From a8bab1ca1b50969f3075f3fcf05dcd5893ccc247 Mon Sep 17 00:00:00 2001
From: Sergey Chugunov
Date: Thu, 2 Apr 2026 16:01:11 +0300
Subject: [PATCH 1/9] IGNITE-28242 Move cp readlock up in call stack to ensure
correct lock acquisition ordering
---
.../processors/cache/GridCacheMapEntry.java | 4 ---
.../distributed/near/GridNearTxLocal.java | 35 +++++++++++--------
2 files changed, 21 insertions(+), 18 deletions(-)
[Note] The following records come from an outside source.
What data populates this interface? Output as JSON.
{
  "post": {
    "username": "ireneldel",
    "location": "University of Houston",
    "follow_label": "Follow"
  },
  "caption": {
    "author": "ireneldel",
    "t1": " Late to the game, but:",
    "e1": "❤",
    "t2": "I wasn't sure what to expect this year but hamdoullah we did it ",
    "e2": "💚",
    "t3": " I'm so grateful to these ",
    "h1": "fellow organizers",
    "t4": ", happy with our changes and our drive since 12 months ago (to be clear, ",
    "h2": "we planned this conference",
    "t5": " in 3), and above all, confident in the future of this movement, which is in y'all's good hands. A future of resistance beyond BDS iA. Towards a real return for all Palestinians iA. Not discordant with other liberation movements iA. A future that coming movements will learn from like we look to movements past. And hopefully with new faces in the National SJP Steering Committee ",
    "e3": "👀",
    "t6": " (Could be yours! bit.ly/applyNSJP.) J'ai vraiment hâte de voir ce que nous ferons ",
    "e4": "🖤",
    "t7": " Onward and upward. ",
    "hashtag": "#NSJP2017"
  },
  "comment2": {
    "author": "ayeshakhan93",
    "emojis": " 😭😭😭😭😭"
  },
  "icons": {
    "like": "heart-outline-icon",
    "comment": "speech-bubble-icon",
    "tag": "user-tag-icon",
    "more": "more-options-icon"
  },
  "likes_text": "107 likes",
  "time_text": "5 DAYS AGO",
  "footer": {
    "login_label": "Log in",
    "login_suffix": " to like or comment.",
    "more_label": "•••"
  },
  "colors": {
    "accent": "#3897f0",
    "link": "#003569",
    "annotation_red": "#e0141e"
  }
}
diff --git a/modules/core/src/main/java/org/apache/ignite/internal/processors/cache/GridCacheMapEntry.java b/modules/core/src/main/java/org/apache/ignite/internal/processors/cache/GridCacheMapEntry.java
index da6f47073df88..4b2cb3ff27588 100644
--- a/modules/core/src/main/java/org/apache/ignite/internal/processors/cache/GridCacheMapEntry.java
+++ b/modules/core/src/main/java/org/apache/ignite/internal/processors/cache/GridCacheMapEntry.java
@@ -457,8 +457,6 @@ protected GridDhtLocalPartition localPartition() {
boolean deferred = false;
GridCacheVersion ver0 = null;
- cctx.shared().database().checkpointReadLock();
-
lockEntry();
try {
@@ -494,8 +492,6 @@ protected GridDhtLocalPartition localPartition() {
}
finally {
unlockEntry();
-
- cctx.shared().database().checkpointReadUnlock();
}
if (obsolete) {
diff --git a/modules/core/src/main/java/org/apache/ignite/internal/processors/cache/distributed/near/GridNearTxLocal.java b/modules/core/src/main/java/org/apache/ignite/internal/processors/cache/distributed/near/GridNearTxLocal.java
index 3c79a2f908364..a37492fffa4e5 100644
--- a/modules/core/src/main/java/org/apache/ignite/internal/processors/cache/distributed/near/GridNearTxLocal.java
+++ b/modules/core/src/main/java/org/apache/ignite/internal/processors/cache/distributed/near/GridNearTxLocal.java
@@ -2391,21 +2391,28 @@ private Collection enlistRead(
optimistic() ? accessPolicy(cacheCtx, txKey, expiryPlc) : null;
if (needReadVer) {
- getRes = primaryLocal(entry) ?
- entry.innerGetVersioned(
- null,
- this,
- /*metrics*/true,
- /*event*/true,
- null,
- resolveTaskName(),
- accessPlc,
- !deserializeBinary,
- null) : null;
+ cctx.database().checkpointReadLock();
- if (getRes != null) {
- val = getRes.value();
- readVer = getRes.version();
+ try {
+ getRes = primaryLocal(entry) ?
+ entry.innerGetVersioned(
+ null,
+ this,
+ /*metrics*/true,
+ /*event*/true,
+ null,
+ resolveTaskName(),
+ accessPlc,
+ !deserializeBinary,
+ null) : null;
+
+ if (getRes != null) {
+ val = getRes.value();
+ readVer = getRes.version();
+ }
+ }
+ finally {
+ cctx.database().checkpointReadUnlock();
}
}
else {
From b3c8d4e6610daeaa01d46ac00517b3ba3e2e76ff Mon Sep 17 00:00:00 2001
From: Sergey Chugunov
Date: Fri, 3 Apr 2026 15:15:58 +0300
Subject: [PATCH 2/9] IGNITE-28242 Add cp readlock to other places after test
report analysis
---
.../dht/GridDhtTxLocalAdapter.java | 24 ++++---
.../distributed/near/GridNearTxLocal.java | 64 ++++++++-----------
2 files changed, 43 insertions(+), 45 deletions(-)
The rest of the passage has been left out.